In truth, the temples we create for ourselves, by which we wall off from God those places in our lives that we claim are “off limits” to God’s gaze and God’s judgment, aren’t likely to withstand God’s judgment when the time for judgment comes. For God will destroy all that is unbefitting in those who claim God’s name and God’s mantle. When judgment comes, it will seem, quite likely, to be an earthquake.

We can take a lesson from the process of construction of just about anything human beings decide to make:  The process usually begins with destruction, either of previously-held ideas and notions, to the uprooting of the soil to prepare the way for the foundation of a building or temple. Remember that the Temple in Jerusalem that one of Jesus’ disciples admired so greatly began its construction with the destruction of much of what remained of Solomon’s Temple, which preceded the construction of Herod’s Second Temple.

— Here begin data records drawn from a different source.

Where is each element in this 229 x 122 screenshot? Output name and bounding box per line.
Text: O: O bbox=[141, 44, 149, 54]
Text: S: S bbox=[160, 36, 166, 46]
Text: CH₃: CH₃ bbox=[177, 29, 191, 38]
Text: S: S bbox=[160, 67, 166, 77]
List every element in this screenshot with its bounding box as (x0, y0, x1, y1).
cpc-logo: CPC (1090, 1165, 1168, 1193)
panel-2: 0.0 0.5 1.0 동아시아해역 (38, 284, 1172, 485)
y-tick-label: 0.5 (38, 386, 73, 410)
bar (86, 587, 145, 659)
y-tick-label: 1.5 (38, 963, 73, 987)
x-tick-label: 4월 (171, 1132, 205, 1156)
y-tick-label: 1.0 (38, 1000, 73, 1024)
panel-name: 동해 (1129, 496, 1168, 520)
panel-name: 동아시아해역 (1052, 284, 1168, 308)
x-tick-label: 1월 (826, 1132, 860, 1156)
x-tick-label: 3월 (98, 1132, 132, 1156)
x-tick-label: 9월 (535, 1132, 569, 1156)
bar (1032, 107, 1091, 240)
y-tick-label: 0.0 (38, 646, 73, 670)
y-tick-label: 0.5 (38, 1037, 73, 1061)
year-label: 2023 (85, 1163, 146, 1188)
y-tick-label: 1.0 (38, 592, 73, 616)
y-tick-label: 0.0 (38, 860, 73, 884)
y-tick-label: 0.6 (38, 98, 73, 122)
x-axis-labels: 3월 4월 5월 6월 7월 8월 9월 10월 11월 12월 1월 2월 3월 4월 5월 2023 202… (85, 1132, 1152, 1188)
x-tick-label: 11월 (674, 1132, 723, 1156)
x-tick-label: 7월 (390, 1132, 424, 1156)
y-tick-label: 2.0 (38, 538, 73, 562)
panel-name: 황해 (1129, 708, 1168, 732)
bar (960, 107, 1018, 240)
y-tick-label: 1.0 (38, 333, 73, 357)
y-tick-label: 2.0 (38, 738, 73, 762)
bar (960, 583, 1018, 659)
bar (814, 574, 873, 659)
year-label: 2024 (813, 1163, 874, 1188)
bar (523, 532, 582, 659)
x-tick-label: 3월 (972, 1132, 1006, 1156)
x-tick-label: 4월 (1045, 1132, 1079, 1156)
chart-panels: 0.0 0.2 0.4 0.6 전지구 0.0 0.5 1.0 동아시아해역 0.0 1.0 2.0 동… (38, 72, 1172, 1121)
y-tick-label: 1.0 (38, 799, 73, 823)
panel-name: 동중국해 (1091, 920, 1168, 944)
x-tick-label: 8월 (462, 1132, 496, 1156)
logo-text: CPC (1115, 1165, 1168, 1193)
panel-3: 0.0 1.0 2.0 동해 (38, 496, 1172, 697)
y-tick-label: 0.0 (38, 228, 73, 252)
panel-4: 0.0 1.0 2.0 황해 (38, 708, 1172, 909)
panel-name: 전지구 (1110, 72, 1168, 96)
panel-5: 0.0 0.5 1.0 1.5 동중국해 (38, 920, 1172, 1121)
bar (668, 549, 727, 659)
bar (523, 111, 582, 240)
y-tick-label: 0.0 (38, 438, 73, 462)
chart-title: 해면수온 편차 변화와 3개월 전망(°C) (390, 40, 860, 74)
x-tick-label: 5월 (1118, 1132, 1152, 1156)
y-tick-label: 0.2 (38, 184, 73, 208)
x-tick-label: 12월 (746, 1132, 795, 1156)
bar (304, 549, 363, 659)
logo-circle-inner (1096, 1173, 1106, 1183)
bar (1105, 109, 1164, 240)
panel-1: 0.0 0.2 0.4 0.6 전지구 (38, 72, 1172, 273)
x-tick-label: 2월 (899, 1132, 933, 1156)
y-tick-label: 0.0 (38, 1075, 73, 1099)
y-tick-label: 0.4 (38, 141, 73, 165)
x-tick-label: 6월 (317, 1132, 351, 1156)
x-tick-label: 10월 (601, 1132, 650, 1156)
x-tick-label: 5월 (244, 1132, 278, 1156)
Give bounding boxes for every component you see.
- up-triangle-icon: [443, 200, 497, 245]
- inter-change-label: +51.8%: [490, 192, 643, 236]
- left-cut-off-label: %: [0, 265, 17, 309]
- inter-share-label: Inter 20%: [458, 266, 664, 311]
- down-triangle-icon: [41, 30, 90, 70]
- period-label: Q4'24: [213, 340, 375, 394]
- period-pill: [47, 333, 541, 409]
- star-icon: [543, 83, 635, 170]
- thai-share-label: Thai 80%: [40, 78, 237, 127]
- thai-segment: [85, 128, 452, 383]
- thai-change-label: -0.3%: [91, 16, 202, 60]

So it is with us: God will dig deep into the soil of our hearts and into the recesses of our minds and spirits to root out that which is unholy, in order to create within us a durable and holy temple for the Spirit of God to dwell in. Such a process may seem more like destruction than construction, until the fruits of the process work themselves out in time.

There is no other way to godliness and holiness.

AMEN. 



[1]   All that remains of the Temple complex is the Temple Mount itself, which is a large rectangular platform, about 33 acres in size. It’s wall on the west side is known as the Western Wall today, a sacred site for Jews to come and pray. Some of the stones in the wall are enormous, weighing about 20 tons.